On his own teammates…

  • On RB Rashard Mendenhall: “fumble machine”
  • On QB Ben Roethlisberger: “Hey, at least throw a pick on their side of the field instead of asking the D to bail you out again. Or hand the ball off and stop trying to act like Peyton Manning. You ain’t that and you know it, man; you just get paid like he does.”

On the Patriots…

  • “I should have another ring. We were the best team in football in 2004, but the Patriots, who we beat during the regular season, stole our signals and picked up 90 percent of our blitzes. They got busted for it later, but, hey, they’re Goodell’s boys, so he slapped ’em $500,000 and burned the tapes. Was he going to rescind their Super Bowls? — man, hell no!” Obviously he’s referring to SpyGate and that somehow the Pats got all of their blitz calls and adjusted in the AFC Championship game. Sure buddy.
  • “I hate those motherf—–s, especially those two clowns who talked about me after the fines.
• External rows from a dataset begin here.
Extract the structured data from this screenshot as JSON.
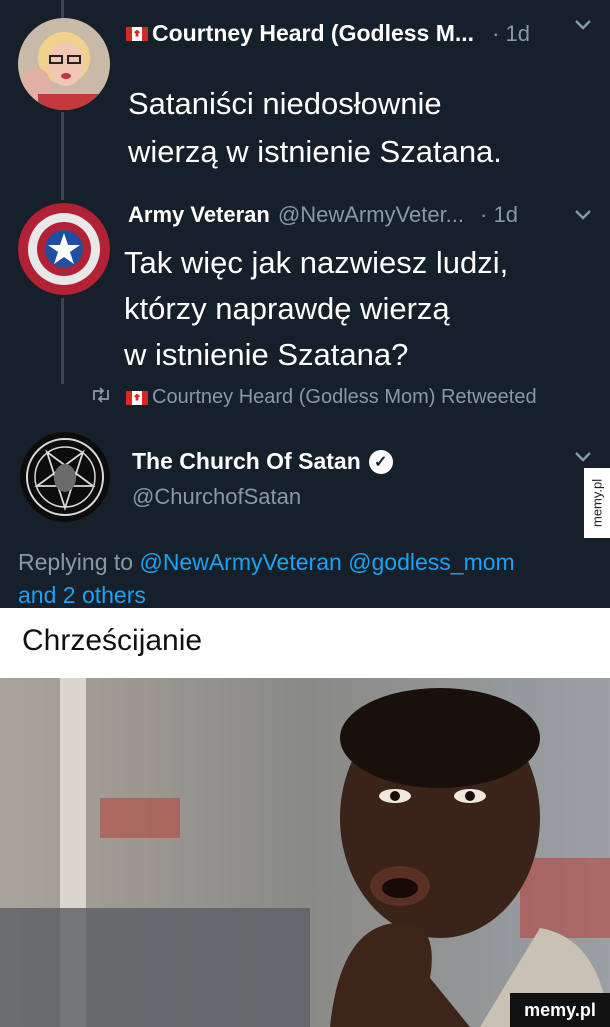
{
  "tweet1": {
    "name": "Courtney Heard (Godless M...",
    "time": "· 1d",
    "text_line1": "Sataniści niedosłownie",
    "text_line2": "wierzą w istnienie Szatana."
  },
  "tweet2": {
    "name": "Army Veteran",
    "handle": "@NewArmyVeter...",
    "time": "· 1d",
    "text_line1": "Tak więc jak nazwiesz ludzi,",
    "text_line2": "którzy naprawdę wierzą",
    "text_line3": "w istnienie Szatana?"
  },
  "retweet": {
    "label": "Courtney Heard (Godless Mom) Retweeted"
  },
  "tweet3": {
    "name": "The Church Of Satan",
    "handle": "@ChurchofSatan",
    "replying_prefix": "Replying to",
    "mention1": "@NewArmyVeteran",
    "mention2": "@godless_mom",
    "others": "and 2 others"
  },
  "caption": "Chrześcijanie",
  "watermarks": {
    "side": "memy.pl",
    "bottom": "memy.pl"
  },
  "icons": {
    "chevron": "chevron-down-icon",
    "retweet": "retweet-icon",
    "verified": "verified-icon"
  }
}
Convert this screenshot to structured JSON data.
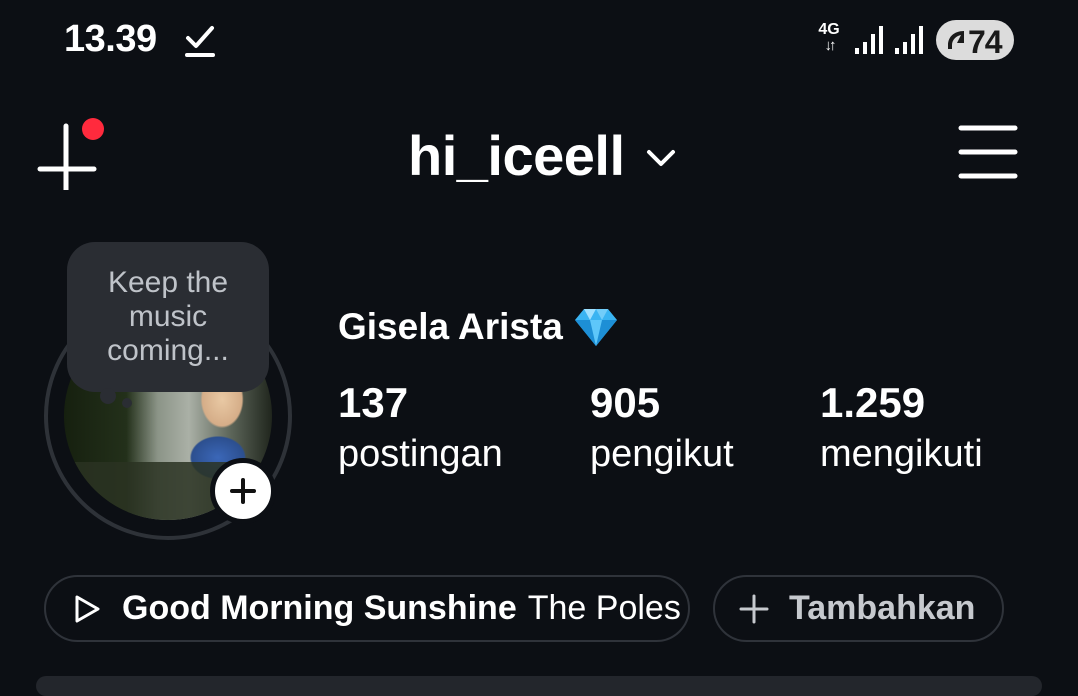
{
  "status_bar": {
    "time": "13.39",
    "network": "4G",
    "network_arrows": "↓↑",
    "battery": "74",
    "icons": [
      "download-done-icon",
      "signal-icon",
      "signal-icon",
      "battery-saver-icon"
    ]
  },
  "header": {
    "username": "hi_iceell",
    "icons": {
      "create": "plus-icon",
      "dropdown": "chevron-down-icon",
      "menu": "hamburger-menu-icon"
    },
    "notification_color": "#ff2a3d"
  },
  "profile": {
    "note": "Keep the music coming...",
    "display_name": "Gisela Arista",
    "name_icon": "diamond-icon",
    "stats": [
      {
        "value": "137",
        "label": "postingan"
      },
      {
        "value": "905",
        "label": "pengikut"
      },
      {
        "value": "1.259",
        "label": "mengikuti"
      }
    ]
  },
  "music": {
    "song": "Good Morning Sunshine",
    "artist": "The Poles",
    "icon": "play-icon"
  },
  "add_button": {
    "label": "Tambahkan",
    "icon": "plus-icon"
  },
  "colors": {
    "background": "#0c0f14",
    "pill_border": "#2f333a",
    "note_bg": "#2a2d33",
    "diamond": "#3ab4f2"
  }
}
Sayin’ I’m dirty — sh!t, Harrison was the dirtiest player ever, a steroid cheater who was known by the whole world to be a headhunter and late hitter. And Bruschi’s an idiot, straight-up simple. I’d like to meet them both in a dark alley.” Really classy. Bruschi was out there on the field making defensive calls and adjustments with Mike Vrabel. But yeah, he’s simple.

So there you have it. I strongly suggest that you read the entire piece to get a full glimpse into Harrison’s psyche. Rodney Harrison responded to James Harrison’s comments:

"I think he loses respect in that locker room because guys look at him and say, ‘He’s a defensive leader, he’s a guy that we’re supposed to trust.’ But all of a sudden, he’s going behind their backs, talking in an interview about his quarterback and his running back.If you’ve got something to say, say it to those guys’ faces, but don’t go behind your guys’ back. How can I trust you, how can I line up next to you if you’re stabbing me in the back? I think it’s a deep-rooted, internal feeling that he has. Somebody really needs to check on him. Maybe those hits to the head are really affecting him now.I think somebody from the Pittsburgh organization needs to sit this guy down and say, ‘Shut up and play football. Play football better.’"

I think James Harrison has taken this thing way too far. He certainly does need to be sat down and spoken to by someone in the Steelers organization before he goes even further and gets hurt or faces more permanent discipline from the league.